Fleming, 423 F.3d 1085, 1091 (9th Cir. 1991), cert. denied sub nom., Barker v.
Spalding, 547 U.S. 1138 (2006)). We have jurisdiction under 28 U.S.C. §§ 1291,
2253, and we affirm.
Scott contends that his conviction is unconstitutional because the
prosecutor’s use of peremptory challenges to strike African-American
venirepersons violated his right to equal protection as well as the equal protection
rights of the dismissed potential jurors. See Powers v. Ohio, 499 U.S. 400, 415
(1991); Batson v. Kentucky, 476 U.S. 79 (1986). Because Scott’s claim was
adjudicated on the merits by the state court, our review is limited by the
Antiterrorism and Effective Death Penalty Act of 1996 (“AEDPA”). See 28 U.S.C.
§ 2254(d). Scott contends that in determining that the prosecutor did not violate
Batson or the equal protection rights of the dismissed potential jurors, the state
court unreasonably applied “clearly established Federal law” and rested its
conclusion on “an unreasonable determination of the facts.” Id.
The Supreme Court’s decision in Batson prohibits the use of race-based
peremptory challenges and requires a court to undertake a three-step inquiry when
a litigant’s use of challenges is contested. Batson, 476 U.S. at 96-98. Scott
challenges the state court’s determination of the second and third steps.
2
Scott contends that the California Court of Appeal unreasonably applied
“clearly established Federal law, as determined by the Supreme Court” when, at
Batson’s second-step, it accepted the prosecutor’s race-neutral explanations as
valid. 28 U.S.C. § 2254(d)(1). One of Scott’s claims is that the prosecutor’s
reliance on prospective jurors’ negative experiences with law enforcement, while
facially race-neutral, ran afoul of the Supreme Court’s prohibition in Batson
because that factor is merely a proxy for race. See Hernandez v. New York, 500
U.S. 352, 371-72 (1991); United States v. Bishop, 959 F.2d 820, 825-26 (9th Cir.
1992).
Scott premises the substance of his argument on this Court’s decision in
Bishop. But Bishop dealt with a federal defendant before the enactment of AEDPA,
959 F.2d at 823 n.4, and so the requirement that we find a violation of “clearly
established Federal law, as determined by the Supreme Court” did not apply, 28
U.S.C. § 2254(d)(1) (emphasis added). As Bishop noted, “[t]he Supreme Court has
never directly addressed” the issue of whether Batson prohibits basing peremptory
challenges on proxies for race. Bishop, 959 F.2d at 823. In Hernandez, the Court
discussed, but did not decide, whether Batson encompassed such a prohibition.

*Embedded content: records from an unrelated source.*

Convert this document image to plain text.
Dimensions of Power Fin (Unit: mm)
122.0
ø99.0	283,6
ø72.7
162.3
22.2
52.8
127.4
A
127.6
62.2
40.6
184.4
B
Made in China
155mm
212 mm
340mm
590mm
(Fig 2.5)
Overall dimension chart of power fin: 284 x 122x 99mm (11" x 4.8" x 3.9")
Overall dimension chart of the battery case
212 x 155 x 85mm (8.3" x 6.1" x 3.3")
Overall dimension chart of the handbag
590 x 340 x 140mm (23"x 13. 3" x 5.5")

Hernandez, 500 U.S. at 1866-67. AEDPA bars relief. See 28 U.S.C. § 2254(d).
3
Regarding the prosecutor’s other reasons for striking particular African-
American venirepersons, it was not unreasonable for the state court to determine
that they were valid. See 28 U.S.C. § 2254(d)(1).
Scott also challenges the California Court of Appeal’s analysis at Batson’s
third-step, fact-based inquiry into “whether counsel’s race-neutral explanation[s]

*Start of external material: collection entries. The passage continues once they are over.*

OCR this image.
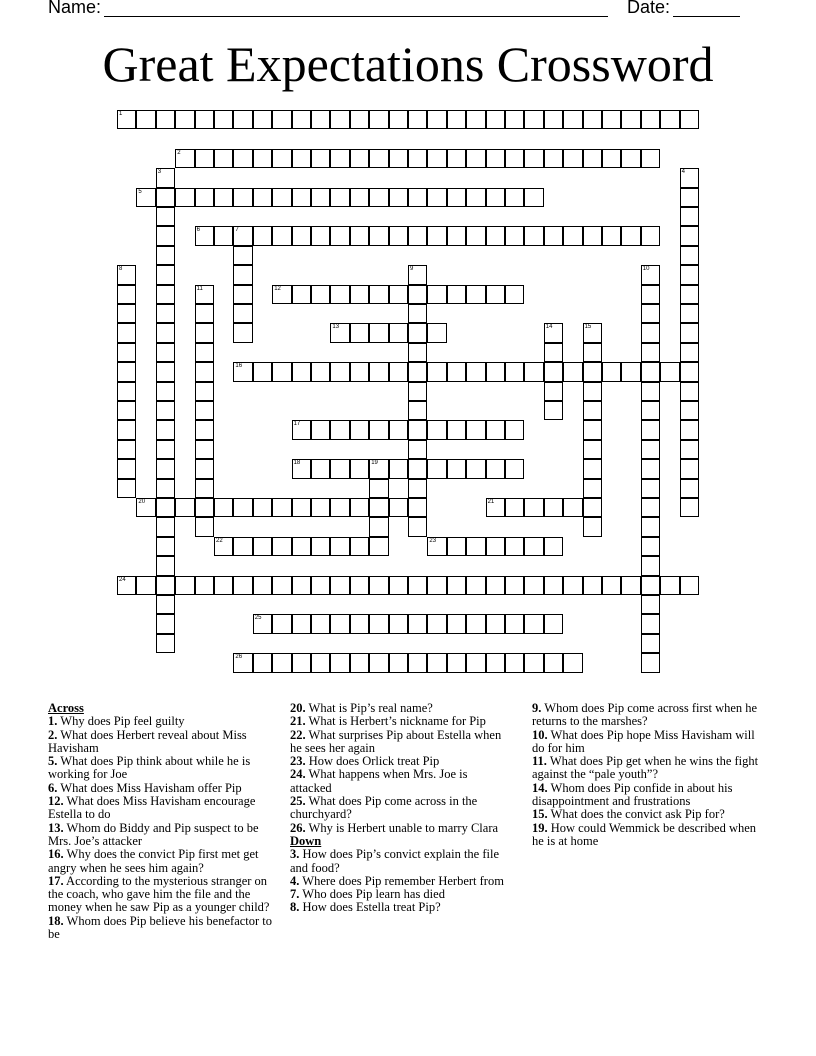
Name:	Date:
Great Expectations Crossword
1
2
3	4
5
6	7
8	9	10
11	12
13	14	15
16
17
18	19
20	21
22	23
24
25
26
Across
1. Why does Pip feel guilty
2. What does Herbert reveal about Miss Havisham
5. What does Pip think about while he is working for Joe
6. What does Miss Havisham offer Pip
12. What does Miss Havisham encourage Estella to do
13. Whom do Biddy and Pip suspect to be Mrs. Joe’s attacker
16. Why does the convict Pip first met get angry when he sees him again?
17. According to the mysterious stranger on the coach, who gave him the file and the money when he saw Pip as a younger child?
18. Whom does Pip believe his benefactor to be
20. What is Pip’s real name?
21. What is Herbert’s nickname for Pip
22. What surprises Pip about Estella when he sees her again
23. How does Orlick treat Pip
24. What happens when Mrs. Joe is attacked
25. What does Pip come across in the churchyard?
26. Why is Herbert unable to marry Clara
Down
3. How does Pip’s convict explain the file and food?
4. Where does Pip remember Herbert from
7. Who does Pip learn has died
8. How does Estella treat Pip?
9. Whom does Pip come across first when he returns to the marshes?
10. What does Pip hope Miss Havisham will do for him
11. What does Pip get when he wins the fight against the “pale youth”?
14. Whom does Pip confide in about his disappointment and frustrations
15. What does the convict ask Pip for?
19. How could Wemmick be described when he is at home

for a peremptory challenge should be believed.” Hernandez, 500 U.S. at 365
(quoting Washington v. Davis, 426 U.S. 229, 242 (1976)). Under AEDPA, we can
only disturb a state court’s factual determinations if they are unreasonable. 28
U.S.C. § 2254(d)(2). A state court’s factual determinations are not unreasonable if
reasonable minds could disagree. Wood v. Allen, 130 S. Ct. 841, 849 (2010).
Here, the comparative juror analysis shows that the prosecutor applied his stated
reasons across racial lines. It was not unreasonable for the state court to conclude
that the prosecutor’s reasons were not a pretext for discrimination. See 28 U.S.C. §
2254(d)(2); Wood, 130 S. Ct. at 849; Hernandez, 500 U.S. at 364-65.
The California Court of Appeal did not unreasonably determine that the
prosecution’s use of peremptory challenges lacked a discriminatory motive.
Contrary to Scott’s assertions, it did not unreasonably interpret Batson in
dismissing the petition. See 28 U.S.C. § 2254(d)(1).
4
Scott also claims that the prosecutor’s peremptory challenges violated the
equal protection rights of the dismissed African-American prospective jurors.
Regardless of whether he has standing to pursue this third-party claim, it fails on
the merits for the same reasons as his Batson claim. See 28 U.S.C. § 2254.